The result data is provided through a virtual table called data
.
from wetterdienst import DWDStationRequest, DataPackage
from wetterdienst import Parameter, PeriodType, TimeResolution
request = DWDStationRequest(
station_ids=[1048],
parameter=[Parameter.TEMPERATURE_AIR],
time_resolution=TimeResolution.HOURLY,
start_date="2019-01-01",
end_date="2020-01-01",
tidy_data=True,
humanize_column_names=True,
prefer_local=True,
write_file=True,
)
data = DataPackage(request=request)
data.lowercase_fieldnames()
df = data.filter_by_sql("SELECT * FROM data WHERE element='temperature_air_200' AND value < -7.0;")
print(df)
Data can be exported to SQLite, DuckDB, InfluxDB, CrateDB and more targets. A target is identified by a connection string.
Examples:
- sqlite:///dwd.sqlite?table=weather
- duckdb:///dwd.duckdb?table=weather
- influxdb://localhost/?database=dwd&table=weather
- crate://localhost/?database=dwd&table=weather
from wetterdienst import DWDStationRequest, DataPackage
from wetterdienst import Parameter, PeriodType, TimeResolution
request = DWDStationRequest(
station_ids=[1048],
parameter=[Parameter.TEMPERATURE_AIR],
time_resolution=TimeResolution.HOURLY,
start_date="2019-01-01",
end_date="2020-01-01",
tidy_data=True,
humanize_column_names=True,
prefer_local=True,
write_file=True,
)
data = DataPackage(request=request)
data.lowercase_fieldnames()
data.export("influxdb://localhost/?database=dwd&table=weather")
Yet to be implemented...
To use DWDRadolanRequest
, you have to provide a time resolution (either hourly or daily) and date_times
(list of datetimes or strings) or a start date and end date. Datetimes are rounded to HH:50min as the data is packaged for this minute step. Additionally, you can provide a folder to store/restore RADOLAN data to/from the local filesystem.

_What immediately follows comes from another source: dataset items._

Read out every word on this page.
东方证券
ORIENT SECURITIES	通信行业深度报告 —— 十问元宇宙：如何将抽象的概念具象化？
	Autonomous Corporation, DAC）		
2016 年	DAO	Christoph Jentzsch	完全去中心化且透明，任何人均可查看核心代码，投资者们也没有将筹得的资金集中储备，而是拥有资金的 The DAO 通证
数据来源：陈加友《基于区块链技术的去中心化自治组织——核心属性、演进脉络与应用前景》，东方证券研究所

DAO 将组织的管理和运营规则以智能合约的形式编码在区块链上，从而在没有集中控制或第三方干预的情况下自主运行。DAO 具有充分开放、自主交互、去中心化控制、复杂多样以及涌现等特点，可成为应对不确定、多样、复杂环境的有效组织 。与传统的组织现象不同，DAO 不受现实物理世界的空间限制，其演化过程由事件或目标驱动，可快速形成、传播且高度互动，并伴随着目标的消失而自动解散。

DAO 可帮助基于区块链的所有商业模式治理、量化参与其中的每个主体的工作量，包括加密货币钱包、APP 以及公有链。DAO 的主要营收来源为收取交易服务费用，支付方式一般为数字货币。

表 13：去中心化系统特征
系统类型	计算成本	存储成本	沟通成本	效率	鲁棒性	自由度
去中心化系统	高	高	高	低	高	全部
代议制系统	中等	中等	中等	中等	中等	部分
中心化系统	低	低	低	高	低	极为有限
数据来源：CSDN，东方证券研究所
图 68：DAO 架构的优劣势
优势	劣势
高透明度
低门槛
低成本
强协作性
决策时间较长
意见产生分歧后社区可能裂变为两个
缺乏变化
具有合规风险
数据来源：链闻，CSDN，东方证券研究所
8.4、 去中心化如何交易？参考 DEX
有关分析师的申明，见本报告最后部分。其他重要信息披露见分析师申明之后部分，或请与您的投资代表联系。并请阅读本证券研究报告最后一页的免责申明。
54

This is a short snippet which should give you an idea how to use DWDRadolanRequest
together with wradlib
. For a more thorough example, please have a look at example/radolan.py.
from wetterdienst import DWDRadolanRequest, TimeResolution
import wradlib as wrl
radolan = DWDRadolanRequest(
TimeResolution.DAILY,
start_date="2020-09-04T12:00:00",
end_date="2020-09-04T12:00:00"
)
for item in radolan.collect_data():
# Decode item.
timestamp, buffer = item
# Decode data using wradlib.
data, attributes = wrl.io.read_radolan_composite(buffer)
# Do something with the data (numpy.ndarray) here.